The Oaxaca trip has not just been about learning the difference between the Toltecs and the Teotihuacanos. In addition to the required civilization and Spanish classes, students take advantage of all that Oaxaca, and southern Mexico, has to offer. Despite being one of the largest cities in Mexico, Oaxaca has an intimate charm: cobblestone streets, colorful colonial archicture, and nagging street vendors selling wares from hammocks to fried grasshopper snacks.

Students’ three-day weekends are filled with last-minute adventures to Chiapas and Veracruz, as well as relaxation on the sometimes nudist beaches of the Oaxacan coast.

But it is not all fun and games. Many students have complained of chronic sunburn, and the oppressive 80-degree heat makes them pine for the comforts of Hyde Park in winter.

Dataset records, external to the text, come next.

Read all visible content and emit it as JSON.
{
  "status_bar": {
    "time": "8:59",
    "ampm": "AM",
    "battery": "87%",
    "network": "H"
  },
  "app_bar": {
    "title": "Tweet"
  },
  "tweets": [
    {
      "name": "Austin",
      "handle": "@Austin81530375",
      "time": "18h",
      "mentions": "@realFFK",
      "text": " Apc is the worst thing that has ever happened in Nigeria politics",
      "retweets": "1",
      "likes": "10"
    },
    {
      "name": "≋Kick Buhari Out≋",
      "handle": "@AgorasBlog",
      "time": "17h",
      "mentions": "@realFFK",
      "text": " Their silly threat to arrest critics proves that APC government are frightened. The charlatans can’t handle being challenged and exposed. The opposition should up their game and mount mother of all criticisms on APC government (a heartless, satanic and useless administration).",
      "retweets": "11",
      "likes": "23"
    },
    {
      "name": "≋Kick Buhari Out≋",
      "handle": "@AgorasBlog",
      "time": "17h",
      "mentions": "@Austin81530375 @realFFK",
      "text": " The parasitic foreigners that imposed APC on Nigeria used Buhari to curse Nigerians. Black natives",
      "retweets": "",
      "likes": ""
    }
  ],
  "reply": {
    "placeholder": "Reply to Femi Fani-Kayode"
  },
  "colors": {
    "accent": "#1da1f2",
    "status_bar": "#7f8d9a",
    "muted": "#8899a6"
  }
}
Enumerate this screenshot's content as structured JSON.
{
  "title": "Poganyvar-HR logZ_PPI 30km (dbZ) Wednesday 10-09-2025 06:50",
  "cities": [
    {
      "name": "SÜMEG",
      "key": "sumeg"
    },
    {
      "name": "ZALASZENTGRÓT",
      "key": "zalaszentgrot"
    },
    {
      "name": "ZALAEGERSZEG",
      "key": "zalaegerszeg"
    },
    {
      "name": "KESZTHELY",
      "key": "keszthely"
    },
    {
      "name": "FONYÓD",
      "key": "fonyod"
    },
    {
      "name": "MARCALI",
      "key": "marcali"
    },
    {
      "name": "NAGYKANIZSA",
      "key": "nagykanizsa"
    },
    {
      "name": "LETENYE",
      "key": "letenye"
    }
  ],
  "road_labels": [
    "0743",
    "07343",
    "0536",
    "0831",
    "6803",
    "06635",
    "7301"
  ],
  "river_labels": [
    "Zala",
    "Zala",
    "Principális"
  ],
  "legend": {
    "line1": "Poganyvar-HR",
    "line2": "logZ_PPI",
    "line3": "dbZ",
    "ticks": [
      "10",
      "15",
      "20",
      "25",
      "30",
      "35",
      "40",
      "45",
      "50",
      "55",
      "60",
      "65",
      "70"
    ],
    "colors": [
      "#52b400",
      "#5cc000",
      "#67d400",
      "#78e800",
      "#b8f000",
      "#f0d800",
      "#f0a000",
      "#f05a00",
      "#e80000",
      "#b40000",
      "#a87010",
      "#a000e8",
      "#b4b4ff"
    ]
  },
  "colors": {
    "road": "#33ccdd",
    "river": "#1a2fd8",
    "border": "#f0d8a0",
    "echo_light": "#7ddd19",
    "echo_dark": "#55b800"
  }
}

Some, like second-year in the College Sam McMyler, aren’t bothered by such problems. “The weather is always magnificent,” he said. “Being able to wander around the streets in the afternoonÂ…it’s always interesting.”

Some students have said that living for two-and-a-half months in another country has required a great deal of adjustment. “For the first time I´ve really not fit in,” said third-year in the College Emily Walker. “I stand out as a foreigner.”

But, she added, the program has allowed for a high level of cultural exchange. “The people here are very accepting and anxious to converse,” Walker said. “And the food is amazing.”

The three weeks of Winter’s class concluded with a two-hour exam, immediately followed by an eight-hour joyride to the Oaxacan coast. Students celebrated the end of their first section of the civilization course with a dose of rest and relaxation on the beaches of Huatulco.

In a collective effort on the sand, students replicated a step pyramid unique to ancient Mesoamerican culture, complete with a Corona bottle spire as a sacrifice to the rain god, and initials “M.W.” at the top. It is one pyramid that Winter will not have the chance to excavate.